Election 2015: The power of the woman who isn't even running
Something truly extraordinary happened this morning.
A woman who is not even a candidate in this election; whose party is running in just one of the four nations and which, even if it does as spectacularly well as some polls suggest, would have just one in 13 MPs in Westminster pledged to build not just a "stronger Scotland" but a "better and more progressive politics for everyone" in the UK.
Nicola Sturgeon showed once again why she is the undoubted star of this general election campaign and why she says her Inbox is filled with emails from voters from outside Scotland who want the chance to vote SNP.
In a confident performance she declared that an end to austerity was the SNP's number one priority. She spelt out what SNP MPs would back - a mansion tax, a bankers bonus tax and a new 50p top rate of income tax - as well what they would oppose - Trident, the "bedroom tax" and cuts to disability benefits.
Her headline pledge was to vote for an increase in NHS spending bigger than any other party has so far promised - £9.5bn above inflation in England by 2021 which implies a total increase on spending on the NHS in Scotland of £2bn by 2021.
This is very interesting because only last year the independent Institute of Fiscal Studies reported that between 2009-10 and 2015-16 NHS Scotland cut spending by around 1% whereas the Westminster government has increased spending on the English NHS by around 4%. They concluded that "Scottish Governments in Holyrood have placed less priority on funding the NHS in Scotland (and more on funding other services) than governments in Westminster have for England". It's a finding the Scottish Government disputes.
When I put this to the Scottish Government a spokesperson said: "We have met our commitment to increase NHS Scotland's resource budget in real terms every year, and that has seen a 5% real terms increase in the five years to 2015-16. Scotland's frontline health service budget now stands at an all-time record of more than £12bn a year - and funding is higher per head than in the rest of the UK.
"In terms of capital investment in the NHS, the IFS analysis did not take into account the value of our non-profit distributing (NPD) capital investment in the health service. In 2015/16 alone this amounts to more than £380m. When this is taken into account, total health investment in Scotland - encompassing both resource and capital - has increased in cash terms by £1.5bn from 2009/10 to 2015/16. In real terms it has increased by £179m, an increase of 1.5%."
I am still trying to get the bottom of how these two sets of figures can be reconciled. One key reason is that the IFS did not include capital spending in their study.
Incidentally, another report - by the Nuffield Trust - found that Scottish governments (both SNP and, before them, Labour) had spent less on health than England between 2000/01 and 2012/13, building up a surplus of about £900m to spend on, for example, free care for the elderly.

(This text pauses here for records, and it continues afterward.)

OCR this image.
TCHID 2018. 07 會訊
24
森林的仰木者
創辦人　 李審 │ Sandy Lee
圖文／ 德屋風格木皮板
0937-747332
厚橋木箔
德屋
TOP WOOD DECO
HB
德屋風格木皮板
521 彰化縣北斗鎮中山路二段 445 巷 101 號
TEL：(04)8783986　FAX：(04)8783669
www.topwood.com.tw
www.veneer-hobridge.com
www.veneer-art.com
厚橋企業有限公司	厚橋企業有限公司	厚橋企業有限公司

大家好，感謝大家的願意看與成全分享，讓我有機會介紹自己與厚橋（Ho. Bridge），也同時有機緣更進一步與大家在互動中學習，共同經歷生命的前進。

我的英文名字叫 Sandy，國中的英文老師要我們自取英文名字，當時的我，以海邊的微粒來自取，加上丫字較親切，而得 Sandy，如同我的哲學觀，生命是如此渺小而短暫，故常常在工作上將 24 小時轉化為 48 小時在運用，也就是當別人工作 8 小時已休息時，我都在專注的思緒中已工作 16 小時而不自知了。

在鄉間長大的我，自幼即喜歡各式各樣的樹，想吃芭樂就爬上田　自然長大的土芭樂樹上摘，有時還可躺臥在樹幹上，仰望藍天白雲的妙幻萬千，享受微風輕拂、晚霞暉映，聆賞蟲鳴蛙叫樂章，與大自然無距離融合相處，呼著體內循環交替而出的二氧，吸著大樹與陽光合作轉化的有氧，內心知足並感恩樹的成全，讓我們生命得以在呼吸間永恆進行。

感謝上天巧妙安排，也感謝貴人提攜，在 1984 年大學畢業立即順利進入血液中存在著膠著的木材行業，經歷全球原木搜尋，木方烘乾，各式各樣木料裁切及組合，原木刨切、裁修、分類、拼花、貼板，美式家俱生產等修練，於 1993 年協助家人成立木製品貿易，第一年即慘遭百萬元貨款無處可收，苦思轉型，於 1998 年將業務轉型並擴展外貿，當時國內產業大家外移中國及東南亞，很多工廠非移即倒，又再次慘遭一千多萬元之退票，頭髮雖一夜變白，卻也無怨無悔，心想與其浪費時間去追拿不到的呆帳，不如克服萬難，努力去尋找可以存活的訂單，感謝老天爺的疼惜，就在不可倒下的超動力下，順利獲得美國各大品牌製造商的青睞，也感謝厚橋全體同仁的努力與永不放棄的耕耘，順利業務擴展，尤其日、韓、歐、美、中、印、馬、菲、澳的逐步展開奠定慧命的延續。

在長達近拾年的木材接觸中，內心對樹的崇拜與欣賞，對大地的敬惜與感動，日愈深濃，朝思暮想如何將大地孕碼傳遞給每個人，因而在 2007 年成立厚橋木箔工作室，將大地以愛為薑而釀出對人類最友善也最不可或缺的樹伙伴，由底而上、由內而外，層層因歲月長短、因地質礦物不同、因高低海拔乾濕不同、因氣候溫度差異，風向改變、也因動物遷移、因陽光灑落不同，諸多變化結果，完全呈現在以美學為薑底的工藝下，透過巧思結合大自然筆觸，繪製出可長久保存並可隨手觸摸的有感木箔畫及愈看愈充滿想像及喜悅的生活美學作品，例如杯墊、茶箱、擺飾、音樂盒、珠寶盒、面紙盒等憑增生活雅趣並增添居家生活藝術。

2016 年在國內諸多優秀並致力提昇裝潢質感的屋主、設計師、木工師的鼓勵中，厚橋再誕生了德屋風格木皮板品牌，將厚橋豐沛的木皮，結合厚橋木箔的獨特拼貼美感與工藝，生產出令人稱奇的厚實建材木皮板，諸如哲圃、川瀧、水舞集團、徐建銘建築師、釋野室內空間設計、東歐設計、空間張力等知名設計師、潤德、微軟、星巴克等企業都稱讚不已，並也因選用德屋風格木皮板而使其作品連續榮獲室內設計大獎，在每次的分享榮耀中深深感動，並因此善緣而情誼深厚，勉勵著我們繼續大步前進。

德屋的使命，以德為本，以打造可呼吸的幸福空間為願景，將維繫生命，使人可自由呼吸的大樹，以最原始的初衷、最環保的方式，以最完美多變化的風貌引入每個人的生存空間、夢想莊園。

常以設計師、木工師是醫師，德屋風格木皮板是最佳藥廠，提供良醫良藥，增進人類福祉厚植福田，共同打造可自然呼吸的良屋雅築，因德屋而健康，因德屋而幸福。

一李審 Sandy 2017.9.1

One reason for this may be that historically spending on the Scottish NHS has been significantly higher than on the NHS in England, Wales and Northern Ireland. When I interviewed Nicola Sturgeon in January I asked her about the IFS report.
So far there has been a great deal of scrutiny of what the SNP might do if they sweep to victories across Scotland and there is a hung parliament but not very much scrutiny of their detailed policy proposals.
Perhaps now there will be because whether you love the idea of the SNP shaping politics throughout the UK or loathe it there is no doubt that the party's rise is the story of this election so far.
Uncharacteristically, Nicola Sturgeon stumbled ever so slightly just once today when she began to suggest that she would be going to Westminster and then quickly corrected herself. Perhaps that's because the woman who's not even running knows that she is dominating the hopes and the fears of David Cameron and Ed Miliband.
Neither of them would ever dare say "I agree with Nic" but all know that many many people do and she looks set to play a crucial role not just in deciding who our next prime minister is but what they can do in office.
I promised to try to reconcile the IFS statement about spending on the NHS in Scotland and the Scottish government's own figures.
Since the IFS wrote their report both the Westminster and Holyrood governments have announced increases in NHS spending and the rate of inflation has dropped.
Taking this into account the IFS now conclude that English health spending has increased by 6% in real terms between 2009-10 and 2015-16 whilst Scottish health spending has gone up roughly 1% in real terms in the same period.
The IFS says you cannot compare "NHS Scotland" figures with figures for the UK Department for Health as they exclude things like primary care, dentistry, training and would therefore not be comparing like-for-like.
So in conclusion health spending has increased in Scotland but by less than in England. This is in the context of Scotland having to make fewer cuts overall than have been made in England.